I used to be like that. Any bad news would do. Like your friend’s friend’s dog died.

“Mrs. Rolfe, did Jennifer seem depressed ever?”

“Jennifer? She was always cheerful. Always cheerful.”

Trader, Jennifer, Mrs. Rolfe: They were neigh­borly. Jennifer ran errands for her. If she needed some­thing heavy shifted, Trader would move it. They kept a spare key for her. She kept a spare key for them. She still had that spare key, used to gain access on the night of March fourth. I say I’ll take that key, thank you, ma’am, and log it with Evidence Control. Left her my card, in case she needed anything. I could see myself looking in on her here, as I still do for several elderly parties in the Southern. I could see myself developing an obligation.

On the floor below: The door to Jennifer’s apart­ment is sashed with orange crime-scene tape. I slipped inside for a second. My first reaction, in the bedroom, was strictly police. I thought: What a beautiful crime scene. Totally undeteriorated. Not only the blood spat­ter on the wall but the sheets on the bed have the exact same pattern that I remember.

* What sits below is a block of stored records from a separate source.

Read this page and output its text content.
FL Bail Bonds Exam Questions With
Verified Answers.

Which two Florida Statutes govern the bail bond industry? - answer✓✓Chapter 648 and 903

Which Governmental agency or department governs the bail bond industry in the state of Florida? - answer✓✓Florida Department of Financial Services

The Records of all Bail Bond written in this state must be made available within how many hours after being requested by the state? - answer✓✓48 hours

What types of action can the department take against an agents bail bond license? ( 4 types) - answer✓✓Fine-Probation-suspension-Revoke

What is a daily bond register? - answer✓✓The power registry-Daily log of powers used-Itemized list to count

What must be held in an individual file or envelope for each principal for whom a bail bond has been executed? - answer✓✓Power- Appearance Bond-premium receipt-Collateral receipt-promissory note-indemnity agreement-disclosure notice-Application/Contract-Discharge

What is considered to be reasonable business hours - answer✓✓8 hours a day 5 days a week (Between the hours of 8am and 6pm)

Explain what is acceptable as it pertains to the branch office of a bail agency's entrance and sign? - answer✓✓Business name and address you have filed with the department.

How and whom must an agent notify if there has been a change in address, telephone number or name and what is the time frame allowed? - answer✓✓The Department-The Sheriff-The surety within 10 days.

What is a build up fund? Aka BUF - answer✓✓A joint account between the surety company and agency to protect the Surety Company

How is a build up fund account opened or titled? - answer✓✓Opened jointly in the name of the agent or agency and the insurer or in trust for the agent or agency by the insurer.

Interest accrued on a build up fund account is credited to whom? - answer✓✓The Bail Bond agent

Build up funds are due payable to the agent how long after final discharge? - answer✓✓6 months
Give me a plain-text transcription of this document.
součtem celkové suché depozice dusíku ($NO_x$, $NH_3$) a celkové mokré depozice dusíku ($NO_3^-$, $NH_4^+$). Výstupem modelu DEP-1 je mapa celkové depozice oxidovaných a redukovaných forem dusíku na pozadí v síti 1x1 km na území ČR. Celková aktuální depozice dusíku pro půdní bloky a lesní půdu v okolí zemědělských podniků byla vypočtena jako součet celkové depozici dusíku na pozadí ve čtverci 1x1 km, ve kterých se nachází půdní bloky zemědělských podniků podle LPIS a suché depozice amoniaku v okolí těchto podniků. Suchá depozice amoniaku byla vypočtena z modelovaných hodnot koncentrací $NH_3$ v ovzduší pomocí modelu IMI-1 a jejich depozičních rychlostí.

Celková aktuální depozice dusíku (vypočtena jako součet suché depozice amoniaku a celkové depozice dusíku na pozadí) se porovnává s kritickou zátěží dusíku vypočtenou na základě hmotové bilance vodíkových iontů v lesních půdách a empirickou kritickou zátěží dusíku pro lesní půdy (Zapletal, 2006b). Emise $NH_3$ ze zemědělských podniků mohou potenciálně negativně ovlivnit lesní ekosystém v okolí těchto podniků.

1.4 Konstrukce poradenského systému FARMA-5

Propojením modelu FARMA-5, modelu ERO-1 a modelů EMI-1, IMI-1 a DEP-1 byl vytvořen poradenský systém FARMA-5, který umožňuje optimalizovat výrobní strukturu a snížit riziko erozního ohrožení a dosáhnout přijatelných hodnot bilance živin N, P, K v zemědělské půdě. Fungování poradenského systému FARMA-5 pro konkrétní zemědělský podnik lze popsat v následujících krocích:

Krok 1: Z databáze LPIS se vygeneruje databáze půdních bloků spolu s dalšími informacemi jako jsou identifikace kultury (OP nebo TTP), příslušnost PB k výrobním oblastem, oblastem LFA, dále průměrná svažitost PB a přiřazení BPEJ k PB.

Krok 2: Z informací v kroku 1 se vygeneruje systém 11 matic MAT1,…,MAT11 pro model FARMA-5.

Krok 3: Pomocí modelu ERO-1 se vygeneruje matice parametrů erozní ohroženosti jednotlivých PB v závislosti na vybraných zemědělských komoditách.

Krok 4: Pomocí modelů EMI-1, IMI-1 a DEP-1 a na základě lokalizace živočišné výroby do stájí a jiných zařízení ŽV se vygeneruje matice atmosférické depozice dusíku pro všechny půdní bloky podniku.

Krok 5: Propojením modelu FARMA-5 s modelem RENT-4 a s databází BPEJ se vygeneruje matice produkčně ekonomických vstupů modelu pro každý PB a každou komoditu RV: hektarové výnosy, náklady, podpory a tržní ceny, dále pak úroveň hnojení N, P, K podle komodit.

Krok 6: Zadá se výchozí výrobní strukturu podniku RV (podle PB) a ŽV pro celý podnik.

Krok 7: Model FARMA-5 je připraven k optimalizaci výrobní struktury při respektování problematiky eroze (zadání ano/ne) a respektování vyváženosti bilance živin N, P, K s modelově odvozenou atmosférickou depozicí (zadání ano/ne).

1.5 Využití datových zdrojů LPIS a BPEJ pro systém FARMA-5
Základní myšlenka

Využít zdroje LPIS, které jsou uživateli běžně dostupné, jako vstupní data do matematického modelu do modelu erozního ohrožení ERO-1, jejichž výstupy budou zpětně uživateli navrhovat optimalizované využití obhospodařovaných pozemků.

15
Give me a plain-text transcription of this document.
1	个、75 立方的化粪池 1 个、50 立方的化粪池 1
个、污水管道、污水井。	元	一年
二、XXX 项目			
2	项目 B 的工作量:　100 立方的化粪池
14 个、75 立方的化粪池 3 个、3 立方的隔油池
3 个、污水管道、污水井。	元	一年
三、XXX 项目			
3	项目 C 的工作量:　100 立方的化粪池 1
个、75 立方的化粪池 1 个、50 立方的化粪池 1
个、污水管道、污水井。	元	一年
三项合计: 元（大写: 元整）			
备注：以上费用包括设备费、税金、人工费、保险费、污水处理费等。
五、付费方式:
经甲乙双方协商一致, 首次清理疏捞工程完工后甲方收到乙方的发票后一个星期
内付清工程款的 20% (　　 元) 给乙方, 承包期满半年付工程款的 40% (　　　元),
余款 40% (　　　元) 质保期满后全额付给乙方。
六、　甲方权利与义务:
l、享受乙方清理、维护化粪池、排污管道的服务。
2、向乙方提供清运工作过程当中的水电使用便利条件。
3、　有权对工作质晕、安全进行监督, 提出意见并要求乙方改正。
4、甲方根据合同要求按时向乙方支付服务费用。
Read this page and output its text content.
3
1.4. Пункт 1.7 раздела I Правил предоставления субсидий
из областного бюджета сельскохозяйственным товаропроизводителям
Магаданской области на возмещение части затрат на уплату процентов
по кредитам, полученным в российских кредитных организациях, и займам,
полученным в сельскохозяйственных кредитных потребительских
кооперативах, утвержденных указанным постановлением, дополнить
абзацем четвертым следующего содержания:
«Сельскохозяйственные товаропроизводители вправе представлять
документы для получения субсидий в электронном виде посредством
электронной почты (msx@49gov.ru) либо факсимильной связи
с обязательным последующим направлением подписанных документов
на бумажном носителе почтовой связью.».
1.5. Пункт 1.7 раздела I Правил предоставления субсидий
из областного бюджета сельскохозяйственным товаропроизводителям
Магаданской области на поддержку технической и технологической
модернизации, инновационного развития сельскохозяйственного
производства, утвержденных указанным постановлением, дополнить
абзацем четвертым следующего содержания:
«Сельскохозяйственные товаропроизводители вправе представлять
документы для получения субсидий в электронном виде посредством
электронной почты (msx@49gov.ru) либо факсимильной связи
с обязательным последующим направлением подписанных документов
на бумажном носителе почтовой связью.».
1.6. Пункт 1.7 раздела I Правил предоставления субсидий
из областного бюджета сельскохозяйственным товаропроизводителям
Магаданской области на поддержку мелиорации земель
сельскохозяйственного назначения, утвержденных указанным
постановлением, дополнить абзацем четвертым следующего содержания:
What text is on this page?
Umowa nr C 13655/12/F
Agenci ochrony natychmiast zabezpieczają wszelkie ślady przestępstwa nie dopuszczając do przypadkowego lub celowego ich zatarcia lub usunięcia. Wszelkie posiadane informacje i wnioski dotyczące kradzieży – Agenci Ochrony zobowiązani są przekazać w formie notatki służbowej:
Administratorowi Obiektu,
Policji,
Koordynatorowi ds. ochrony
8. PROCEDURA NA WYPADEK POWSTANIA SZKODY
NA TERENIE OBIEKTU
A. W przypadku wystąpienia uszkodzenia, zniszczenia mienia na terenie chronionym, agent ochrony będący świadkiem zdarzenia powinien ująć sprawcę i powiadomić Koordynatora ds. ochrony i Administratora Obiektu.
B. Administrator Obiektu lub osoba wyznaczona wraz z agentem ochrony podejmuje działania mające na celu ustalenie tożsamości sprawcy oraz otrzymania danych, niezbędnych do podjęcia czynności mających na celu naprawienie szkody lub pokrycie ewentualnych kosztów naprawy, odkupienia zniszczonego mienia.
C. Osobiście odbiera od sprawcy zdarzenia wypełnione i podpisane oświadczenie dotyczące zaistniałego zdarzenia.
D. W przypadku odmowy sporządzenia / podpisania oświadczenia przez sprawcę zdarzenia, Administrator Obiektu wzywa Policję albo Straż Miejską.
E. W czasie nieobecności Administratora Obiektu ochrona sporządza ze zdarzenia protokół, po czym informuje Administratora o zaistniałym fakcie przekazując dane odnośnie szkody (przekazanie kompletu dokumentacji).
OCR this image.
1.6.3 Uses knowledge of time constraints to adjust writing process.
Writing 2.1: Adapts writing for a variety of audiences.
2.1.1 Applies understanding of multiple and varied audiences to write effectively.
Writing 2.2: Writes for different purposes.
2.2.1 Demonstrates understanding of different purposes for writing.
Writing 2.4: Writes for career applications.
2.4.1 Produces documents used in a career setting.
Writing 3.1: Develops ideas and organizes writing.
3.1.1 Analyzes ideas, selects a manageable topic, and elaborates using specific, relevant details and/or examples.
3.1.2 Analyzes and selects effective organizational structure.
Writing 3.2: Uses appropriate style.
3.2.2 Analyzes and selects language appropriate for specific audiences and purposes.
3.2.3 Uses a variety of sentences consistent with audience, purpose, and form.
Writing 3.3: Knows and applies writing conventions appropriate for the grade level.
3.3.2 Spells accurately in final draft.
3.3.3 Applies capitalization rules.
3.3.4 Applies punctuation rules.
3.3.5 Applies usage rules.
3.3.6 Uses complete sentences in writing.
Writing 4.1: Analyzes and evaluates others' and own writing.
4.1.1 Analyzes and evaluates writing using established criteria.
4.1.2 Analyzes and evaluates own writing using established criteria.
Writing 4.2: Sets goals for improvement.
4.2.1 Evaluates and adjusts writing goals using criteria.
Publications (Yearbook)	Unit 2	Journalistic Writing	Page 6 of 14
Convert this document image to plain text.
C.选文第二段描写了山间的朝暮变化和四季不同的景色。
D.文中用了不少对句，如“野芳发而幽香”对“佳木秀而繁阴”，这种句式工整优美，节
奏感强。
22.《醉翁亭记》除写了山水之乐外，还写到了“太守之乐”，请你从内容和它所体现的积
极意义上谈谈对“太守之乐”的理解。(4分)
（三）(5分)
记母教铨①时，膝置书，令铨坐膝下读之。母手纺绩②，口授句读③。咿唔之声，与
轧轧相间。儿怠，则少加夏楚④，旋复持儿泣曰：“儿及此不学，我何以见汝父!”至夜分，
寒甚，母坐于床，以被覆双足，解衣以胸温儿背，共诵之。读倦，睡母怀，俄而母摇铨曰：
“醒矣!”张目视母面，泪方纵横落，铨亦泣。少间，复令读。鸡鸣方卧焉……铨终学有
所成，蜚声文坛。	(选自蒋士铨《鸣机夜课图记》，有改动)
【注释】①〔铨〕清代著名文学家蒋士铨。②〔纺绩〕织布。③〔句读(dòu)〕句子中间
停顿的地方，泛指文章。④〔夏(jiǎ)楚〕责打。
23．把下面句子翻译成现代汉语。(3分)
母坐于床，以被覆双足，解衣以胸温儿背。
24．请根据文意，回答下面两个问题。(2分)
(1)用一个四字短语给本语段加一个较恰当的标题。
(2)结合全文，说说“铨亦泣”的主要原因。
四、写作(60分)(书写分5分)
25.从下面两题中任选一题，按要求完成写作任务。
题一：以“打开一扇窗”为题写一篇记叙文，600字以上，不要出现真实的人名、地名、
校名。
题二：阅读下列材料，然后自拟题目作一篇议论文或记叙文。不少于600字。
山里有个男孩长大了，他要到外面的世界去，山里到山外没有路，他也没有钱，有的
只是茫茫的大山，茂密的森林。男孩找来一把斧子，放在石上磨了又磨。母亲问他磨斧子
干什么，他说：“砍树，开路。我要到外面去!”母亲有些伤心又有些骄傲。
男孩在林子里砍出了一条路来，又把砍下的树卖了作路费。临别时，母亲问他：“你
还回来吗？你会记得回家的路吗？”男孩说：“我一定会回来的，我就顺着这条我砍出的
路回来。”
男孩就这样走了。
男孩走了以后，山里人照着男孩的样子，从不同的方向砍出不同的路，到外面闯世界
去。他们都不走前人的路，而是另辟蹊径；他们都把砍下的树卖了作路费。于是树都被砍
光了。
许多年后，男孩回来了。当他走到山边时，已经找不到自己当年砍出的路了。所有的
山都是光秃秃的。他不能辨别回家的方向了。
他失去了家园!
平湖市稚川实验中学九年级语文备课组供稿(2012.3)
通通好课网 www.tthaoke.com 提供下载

I sat on the chair with my .38 on my lap, trying to imagine. But I kept thinking about Jennifer the way she used to be. As gifted as she was, in body and mind, she never glassed herself off from you. If you ran into her, at a party, say, or downtown, she wouldn’t say hi and move on. She’d always be particular with you. She’d always leave you with something.

Jennifer would always leave you with something.

March 12

Today my shift was noon to eight. Sitting there smok­ing cigarettes and changing tapes, changing tapes — audio, visual, audiovisual. We’re casing the new hotel in Quantro, because we know the Outfit has money in it. I finally got the visual fix I was looking for: Two guys in the atrium, standing in the shadows back of the fountain. When we say the Outfit or the Mob, in this city, we don’t mean the Colombians or the Cubans, the Yakuza, the Jake posses, the El Ruks, the Crips and the Bloods. We mean Italians. So I watched these two greasers in blue suits that cost five grand, gesturing at each other, very formal. Men of honor, worthy of respect. Wise guys had long before stopped behaving that way, but then some movies came along that reminded them that their grandparents used to do that shit, with the honor, and so they started doing it, all over again.

Incidentally: We want that hotel.

I feel grateful for quiet workloads on days such as this, days of lethargy and faint but persistent nausea which have to do with my time of life, and my liver. More my liver than my unused womb. My only way around this is a transplant, a full organ transplant, which is possible, and expensive. But the precarious-ness—the risk of hepatic collapse—keeps me honest. If I bought a new liver, I’d just trash that one too.

Early afternoon Colonel Tom buzzed me and asked if I’d come up to his office on the twenty-third.

He is shrinking. His desk is big anyway but now it looks like an aircraft carrier. And his face like a little gun turret, with its two red panic buttons. He isn’t get­ting better.